Some argue that it’s too simplistic to say this war is about oil.
They’re right. It’s about oil, water, roads, trains, phones, ports and
drugs. And if this process isn’t halted, “free Iraq” will be the most
sold country on earth.
It’s no surprise that so many multinationals are lunging for
Iraq’s untapped market. It’s not just that the reconstruction will be
worth as much as $100 billion; it’s also that “free trade” by less
violent means hasn’t been going that well lately. More and more
developing countries are rejecting privatization, while the Free Trade
Area of the Americas, Bush’s top trade priority, is wildly unpopular
across Latin America. World Trade Organization talks on intellectual
property, agriculture and services have all bogged down amid
accusations that America and Europe have yet to make good on past
promises.
So what is a recessionary, growth-addicted superpower to do? How
about upgrading Free Trade Lite, which wrestles market access through
backroom bullying, to Free Trade Supercharged, which seizes new
markets on the battlefields of pre-emptive wars? After all,
negotiations with sovereign nations can be hard. Far easier to just
tear up the country, occupy it, then rebuild it the way you want. Bush
hasn’t abandoned free trade, as some have claimed, he just has a new
doctrine: “Bomb before you buy.”
It goes further than one unlucky country. Investors are openly
predicting that once privatization of Iraq takes root, Iran, Saudi
Arabia and Kuwait will be forced to compete by privatizing their oil.
“In Iran, it would just catch like wildfire,” S. Rob Sobhani, an
energy consultant, told the Wall Street Journal. Soon, America may
have bombed its way into a whole new free-trade zone.

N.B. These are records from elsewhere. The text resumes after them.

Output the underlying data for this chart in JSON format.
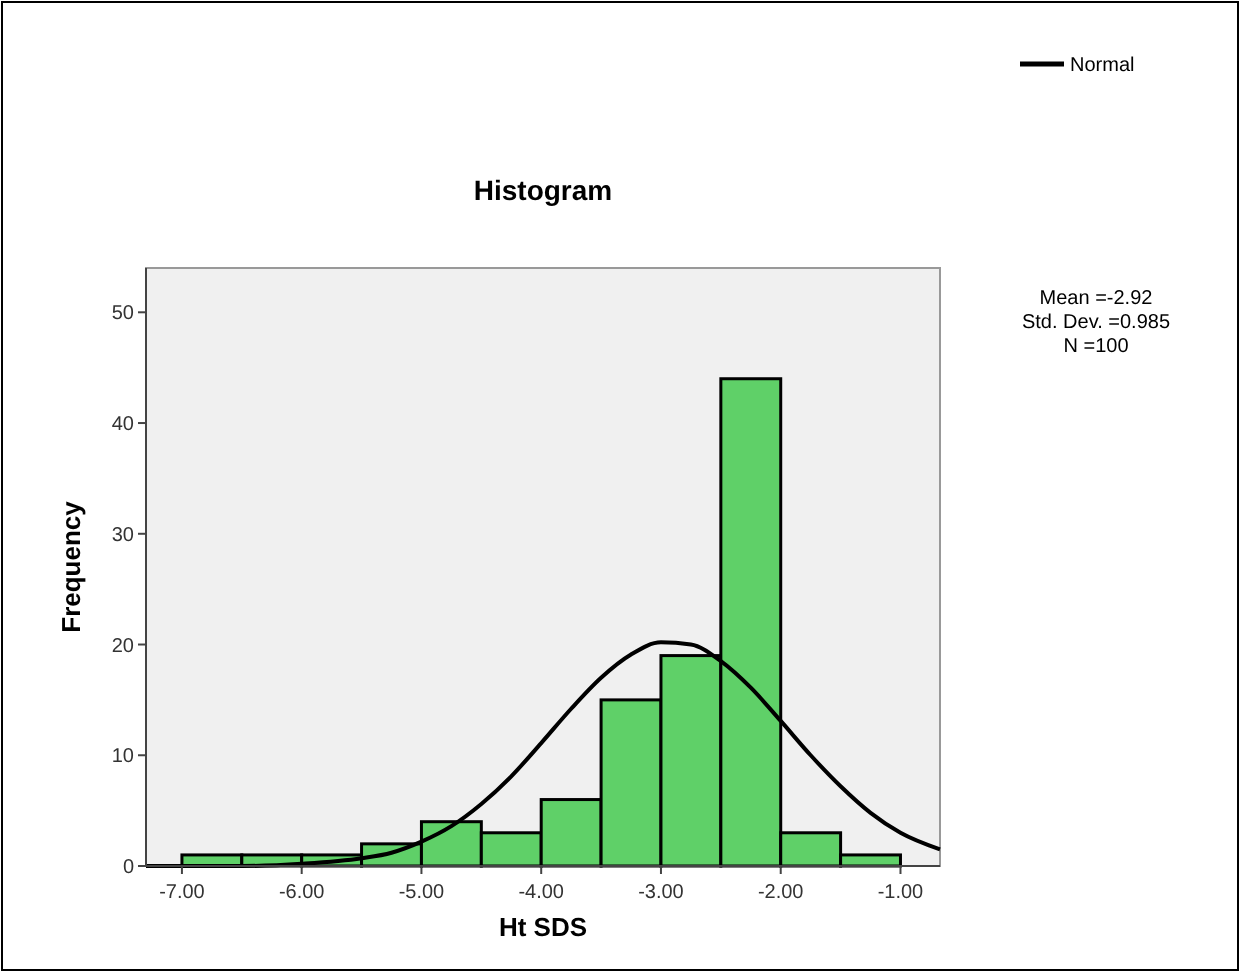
{
  "chart_data": {
    "type": "histogram",
    "title": "Histogram",
    "xlabel": "Ht SDS",
    "ylabel": "Frequency",
    "bins": [
      -7,
      -6.5,
      -6,
      -5.5,
      -5,
      -4.5,
      -4,
      -3.5,
      -3,
      -2.5,
      -2,
      -1.5,
      -1
    ],
    "values": [
      1,
      1,
      1,
      2,
      4,
      3,
      6,
      15,
      19,
      44,
      3,
      1
    ],
    "color": "#5fd068",
    "series": [
      {
        "name": "Normal",
        "type": "line",
        "color": "#000000",
        "x": [
          -7.3,
          -7,
          -6.5,
          -6,
          -5.5,
          -5.25,
          -5,
          -4.75,
          -4.5,
          -4.25,
          -4,
          -3.75,
          -3.5,
          -3.25,
          -3,
          -2.75,
          -2.5,
          -2.25,
          -2,
          -1.75,
          -1.5,
          -1.25,
          -1,
          -0.67
        ],
        "values": [
          0,
          0,
          0,
          0.2,
          0.7,
          1.2,
          2.2,
          3.6,
          5.6,
          8.1,
          11.1,
          14.2,
          17,
          19.1,
          20.2,
          20,
          18.5,
          16.1,
          13.1,
          10,
          7.2,
          4.8,
          3,
          1.5
        ]
      }
    ],
    "xlim": [
      -7.3,
      -0.67
    ],
    "ylim": [
      0,
      54
    ],
    "xticks": [
      {
        "value": -7,
        "label": "-7.00"
      },
      {
        "value": -6,
        "label": "-6.00"
      },
      {
        "value": -5,
        "label": "-5.00"
      },
      {
        "value": -4,
        "label": "-4.00"
      },
      {
        "value": -3,
        "label": "-3.00"
      },
      {
        "value": -2,
        "label": "-2.00"
      },
      {
        "value": -1,
        "label": "-1.00"
      }
    ],
    "yticks": [
      0,
      10,
      20,
      30,
      40,
      50
    ],
    "annotations": [
      "Mean =-2.92",
      "Std. Dev. =0.985",
      "N =100"
    ],
    "legend": "top right",
    "marker": "none",
    "line_style": "solid",
    "grid": false
  }
}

So far, the press debate over the reconstruction of Iraq has
focused on fair play: It is “exceptionally maladroit,” in the words of
the European Union’s Commissioner for External Relations, Chris
Patten, for the United States to keep all the juicy contracts for
itself. It has to learn to share: ExxonMobil should invite France’s
TotalFinaElf to the most lucrative oilfields; Bechtel should give
Britain’s Thames Water a shot at the sewer contracts.

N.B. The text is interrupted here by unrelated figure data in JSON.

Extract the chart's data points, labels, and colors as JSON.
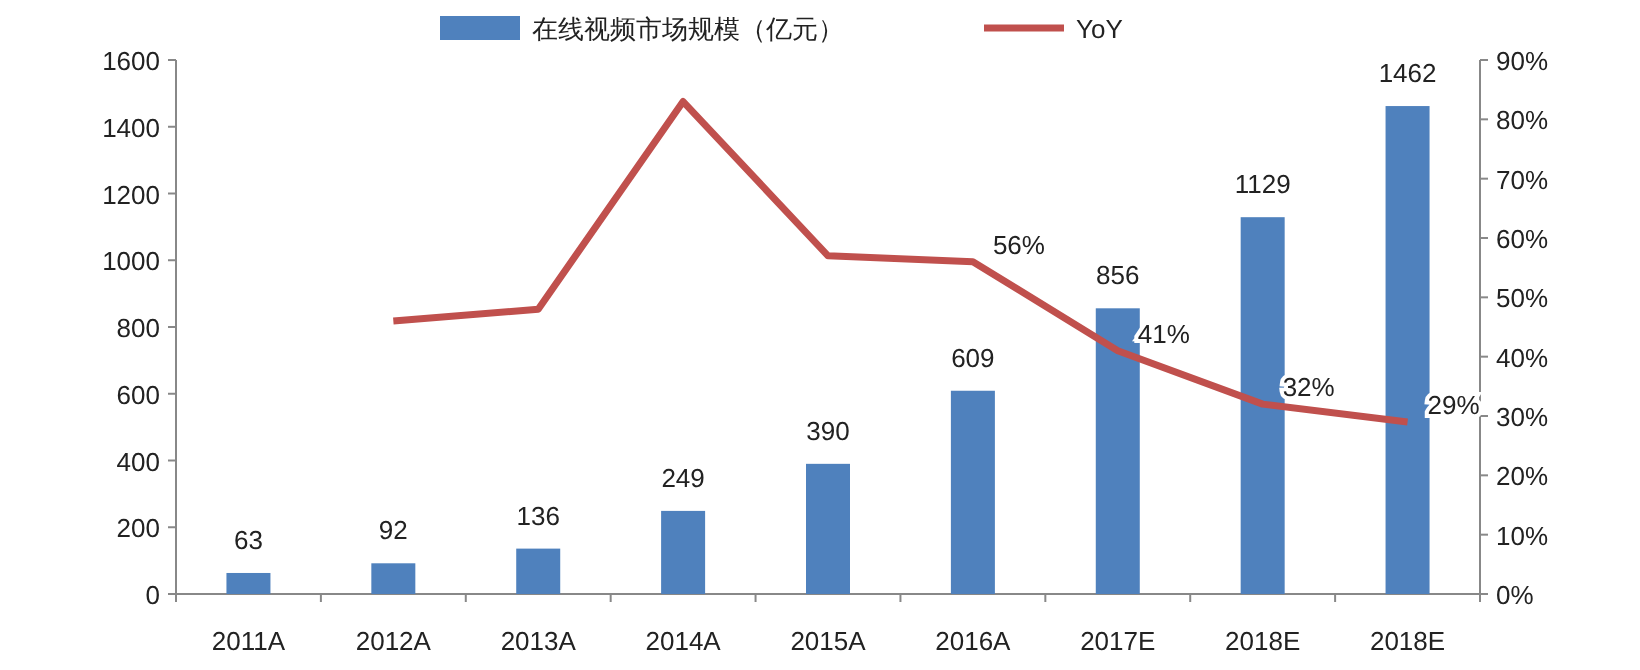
{
  "chart_data": {
    "type": "bar",
    "categories": [
      "2011A",
      "2012A",
      "2013A",
      "2014A",
      "2015A",
      "2016A",
      "2017E",
      "2018E",
      "2018E"
    ],
    "series": [
      {
        "name": "在线视频市场规模（亿元）",
        "color": "#4f81bd",
        "values": [
          63,
          92,
          136,
          249,
          390,
          609,
          856,
          1129,
          1462
        ],
        "value_labels": [
          "63",
          "92",
          "136",
          "249",
          "390",
          "609",
          "856",
          "1129",
          "1462"
        ]
      },
      {
        "type": "line",
        "axis": "y2",
        "name": "YoY",
        "color": "#c0504d",
        "values": [
          null,
          46,
          48,
          83,
          57,
          56,
          41,
          32,
          29
        ],
        "value_labels": [
          null,
          null,
          null,
          null,
          null,
          "56%",
          "41%",
          "32%",
          "29%"
        ]
      }
    ],
    "ylim": [
      0,
      1600
    ],
    "yticks": [
      0,
      200,
      400,
      600,
      800,
      1000,
      1200,
      1400,
      1600
    ],
    "y2lim": [
      0,
      90
    ],
    "y2ticks": [
      {
        "value": 0,
        "label": "0%"
      },
      {
        "value": 10,
        "label": "10%"
      },
      {
        "value": 20,
        "label": "20%"
      },
      {
        "value": 30,
        "label": "30%"
      },
      {
        "value": 40,
        "label": "40%"
      },
      {
        "value": 50,
        "label": "50%"
      },
      {
        "value": 60,
        "label": "60%"
      },
      {
        "value": 70,
        "label": "70%"
      },
      {
        "value": 80,
        "label": "80%"
      },
      {
        "value": 90,
        "label": "90%"
      }
    ],
    "legend": "top",
    "grid": false,
    "marker": "none"
  }
}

But while Patten may find US unilateralism galling and Tony Blair
may be calling for UN oversight, on this matter it’s beside the point.
Who cares which multinationals get the best deals in Iraq’s
post-Saddam, pre-democracy liquidation sale? What does it matter if
the privatizing is done unilaterally by Washington or multilaterally
by the United States, Europe, Russia and China?
Entirely absent from this debate are the Iraqi people, who
might–who knows?–want to hold on to a few of their assets. Iraq will
be owed massive reparations after the bombing stops, but without any
real democratic process, what is being planned is not reparations,
reconstruction or rehabilitation. It is robbery: mass theft disguised
as charity; privatization without representation.
A people, starved and sickened by sanctions, then pulverized by
war, is going to emerge from this trauma to find that their country
has been sold out from under them. They will also discover that their
newfound “freedom”–for which so many of their loved ones
perished–comes pre-shackled with irreversible economic decisions that
were made in boardrooms while the bombs were still falling.
They will then be told to vote for their new leaders, and welcomed
to the wonderful world of democracy.